Skype is unquestionably Estonian IT’s greatest international success story. In 2005 Skype Technologies was purchased by Ebay Inc. for $2.6 billion. (That figure amounts to nearly half of Estonia’s national budget.) Although most of the sale proceeds went to the Scandinavian investors behind the company and its legal headquarters are in Luxembourg, the company’s rise and success is a very Estonian story. Most of the firm’s employees are based in Tallinn, the Estonian capital, and this is where the Skype software was written—by the same team that had created the popular (and controversial) file-sharing program, Kazaa.

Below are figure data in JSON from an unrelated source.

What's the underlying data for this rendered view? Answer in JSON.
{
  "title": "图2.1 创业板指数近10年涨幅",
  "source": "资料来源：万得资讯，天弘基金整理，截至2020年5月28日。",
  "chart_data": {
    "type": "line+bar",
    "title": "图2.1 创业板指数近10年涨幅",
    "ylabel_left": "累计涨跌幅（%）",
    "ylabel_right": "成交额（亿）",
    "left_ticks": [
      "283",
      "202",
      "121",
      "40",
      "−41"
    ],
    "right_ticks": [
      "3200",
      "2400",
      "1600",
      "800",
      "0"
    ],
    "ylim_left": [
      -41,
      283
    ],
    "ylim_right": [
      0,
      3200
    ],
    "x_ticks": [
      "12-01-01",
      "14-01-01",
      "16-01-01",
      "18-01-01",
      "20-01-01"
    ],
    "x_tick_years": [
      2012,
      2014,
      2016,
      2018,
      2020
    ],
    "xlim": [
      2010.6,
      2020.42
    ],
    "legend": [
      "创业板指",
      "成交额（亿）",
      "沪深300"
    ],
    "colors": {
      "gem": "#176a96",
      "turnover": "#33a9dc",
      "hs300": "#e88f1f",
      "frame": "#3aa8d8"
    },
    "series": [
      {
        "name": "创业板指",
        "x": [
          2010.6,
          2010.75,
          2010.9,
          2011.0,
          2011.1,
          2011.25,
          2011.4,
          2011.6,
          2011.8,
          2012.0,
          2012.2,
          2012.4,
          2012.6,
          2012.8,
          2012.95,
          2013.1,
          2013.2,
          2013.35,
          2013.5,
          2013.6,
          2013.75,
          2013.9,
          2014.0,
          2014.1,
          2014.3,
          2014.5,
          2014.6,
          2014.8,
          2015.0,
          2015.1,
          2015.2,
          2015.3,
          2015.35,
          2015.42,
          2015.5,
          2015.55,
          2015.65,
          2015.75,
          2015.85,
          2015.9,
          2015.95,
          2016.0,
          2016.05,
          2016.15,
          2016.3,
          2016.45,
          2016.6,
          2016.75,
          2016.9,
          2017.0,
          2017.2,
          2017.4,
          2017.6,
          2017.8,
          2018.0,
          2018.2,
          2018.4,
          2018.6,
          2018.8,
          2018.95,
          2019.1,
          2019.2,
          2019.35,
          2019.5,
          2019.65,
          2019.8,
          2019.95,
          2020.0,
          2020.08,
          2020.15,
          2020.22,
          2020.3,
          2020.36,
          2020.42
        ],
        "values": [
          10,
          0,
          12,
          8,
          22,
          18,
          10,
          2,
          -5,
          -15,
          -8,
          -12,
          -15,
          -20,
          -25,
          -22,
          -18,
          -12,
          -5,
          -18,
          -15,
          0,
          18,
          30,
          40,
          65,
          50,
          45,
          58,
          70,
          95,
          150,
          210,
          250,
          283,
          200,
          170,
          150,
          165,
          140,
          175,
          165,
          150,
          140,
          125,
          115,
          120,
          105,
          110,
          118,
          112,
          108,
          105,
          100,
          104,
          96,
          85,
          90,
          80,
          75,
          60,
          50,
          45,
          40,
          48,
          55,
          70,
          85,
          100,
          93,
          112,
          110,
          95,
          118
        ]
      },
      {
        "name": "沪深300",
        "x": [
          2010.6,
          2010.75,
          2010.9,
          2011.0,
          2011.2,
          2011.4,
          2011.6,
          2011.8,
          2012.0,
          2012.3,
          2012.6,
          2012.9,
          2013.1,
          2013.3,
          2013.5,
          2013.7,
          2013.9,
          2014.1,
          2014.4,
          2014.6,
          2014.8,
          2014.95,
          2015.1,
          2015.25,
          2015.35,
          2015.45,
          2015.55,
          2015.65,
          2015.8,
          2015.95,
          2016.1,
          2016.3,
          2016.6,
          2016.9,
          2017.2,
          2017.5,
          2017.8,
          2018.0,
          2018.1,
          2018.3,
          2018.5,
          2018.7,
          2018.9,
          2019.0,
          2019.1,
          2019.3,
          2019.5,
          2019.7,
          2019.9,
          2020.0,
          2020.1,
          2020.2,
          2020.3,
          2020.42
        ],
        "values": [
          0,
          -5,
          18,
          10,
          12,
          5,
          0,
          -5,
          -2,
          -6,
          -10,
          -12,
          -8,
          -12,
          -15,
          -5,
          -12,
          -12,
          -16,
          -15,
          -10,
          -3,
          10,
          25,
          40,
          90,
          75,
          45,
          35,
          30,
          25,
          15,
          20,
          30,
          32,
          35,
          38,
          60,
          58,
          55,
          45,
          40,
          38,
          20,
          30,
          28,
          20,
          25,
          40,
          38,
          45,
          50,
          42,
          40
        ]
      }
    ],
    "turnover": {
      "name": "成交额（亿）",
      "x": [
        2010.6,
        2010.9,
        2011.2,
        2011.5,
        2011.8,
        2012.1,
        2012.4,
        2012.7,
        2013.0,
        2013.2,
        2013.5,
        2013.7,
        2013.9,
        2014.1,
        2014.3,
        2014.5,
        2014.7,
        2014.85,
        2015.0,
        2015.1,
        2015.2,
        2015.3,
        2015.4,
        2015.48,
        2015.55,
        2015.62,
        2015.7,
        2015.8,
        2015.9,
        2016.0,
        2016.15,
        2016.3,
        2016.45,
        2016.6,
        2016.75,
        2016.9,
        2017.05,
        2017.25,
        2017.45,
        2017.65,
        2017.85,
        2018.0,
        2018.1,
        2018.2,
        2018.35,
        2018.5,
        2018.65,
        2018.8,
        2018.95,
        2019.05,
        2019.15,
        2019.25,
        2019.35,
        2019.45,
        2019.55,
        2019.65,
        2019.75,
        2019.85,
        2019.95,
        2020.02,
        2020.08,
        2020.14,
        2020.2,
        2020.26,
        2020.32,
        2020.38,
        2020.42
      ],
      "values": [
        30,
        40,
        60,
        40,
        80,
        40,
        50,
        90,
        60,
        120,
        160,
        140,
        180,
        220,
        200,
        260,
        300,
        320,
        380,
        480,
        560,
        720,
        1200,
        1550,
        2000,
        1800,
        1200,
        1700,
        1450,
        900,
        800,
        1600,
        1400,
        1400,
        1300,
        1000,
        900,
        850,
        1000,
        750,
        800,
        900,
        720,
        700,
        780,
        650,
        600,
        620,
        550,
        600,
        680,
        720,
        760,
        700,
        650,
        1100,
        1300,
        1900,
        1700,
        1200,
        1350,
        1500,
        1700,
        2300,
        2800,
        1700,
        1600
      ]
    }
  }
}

“Skype has brought more fame to Estonia than any other business or person from this country,” Allan Martinson, former head of the successful Estonian ITcompany Microlink, has said. Writing in the Estonian business daily Äripäev shortly after the Skype-Ebay deal was announced, he noted that the head of the U.S. Federal Communications Commission had said that after downloading Skype, he understood that the world of telecommunications would never be the same again. Today Skype has nearly 150 million users, with a quarter-million more customers joining every day. (In other words, Skype gains as many clients a week as the entire population of Estonia.)

Amid such success, people often ask whether Estonia can keep up the pace and hold onto its leading position. Estonians are beginning to catch up with Scandinavian entrepreneurs in access to capital markets, but there are at least two other obvious threats to Estonia’s hopes in the sector of electronic innovation: bad (or even just stagnant) government policy and a lack of skilled labor. These problems could easily combine. Across the board, from companies such as Skype to the E-minded government agencies, there are signs of a shortage of IT specialists. Yet Skype executives complain about their problems getting work permits to bring highly-skilled foreign IT-specialists to work in the Skype offices.

“I believe that there is no other company in Estonia where 33 nations are working together. With this in mind, I am simply dumbfounded by some of the views expressed in the public debate here about foreign labor,’’ Sten Tamkivi, head of Skype’s Estonia operations, has said. Tamkivi has called for “temporary work visas” as a solution. But so far the government has continued to pursue discussions, not action.

Domestically, Estonian universities, drawing on a good school system that has scientific strengths from Soviet-era education, are turning out a couple of hundred IT-specialists a year. But this is not enough: Skype alone said last year that it was hoping to hire 300 additional people. Moreover, as young specialists are being grabbed up by the market (many even without degrees), they are not available to stay in academia and pass on their knowledge.

There are encouraging signs, however. This year the number of applications in IT-related studies grew by 40 percent in Estonian universities. Half of that growth was attributed to the Estonian Information Technology College, the country’s only institution of higher education focusing on IT fields: it had a record number of applications this year. So the field is becoming more competitive, and universities are creating more places for students who are ready to pay their way. Which means the supply of Estonian IT-specialists is set to expand.

But what about the chemistry of innovation? As Microlink’s Martinson noted, the most important impact on Estonia of Ebay’s purchase of Skype may be as an inspiration for others. According to Martinson, “we’ve got the taste of it now. We have over a hundred men and women who have witnessed the creation of Skype from the inside and learned a lesson. What are hundreds of young people asking themselves today? If Skype can do it, why can’t I?”

Ultimately, even after all the major investors got their pay-outs from the Skype sale, $130 million of the proceeds stayed in Estonia in the hands of four gifted local programmers. Much of that money has been reinvested in high-tech start-ups that are deemed to have international potential. For such people a few million dollars can go a long way.

So E-stonia may be only beginning to surprise the world.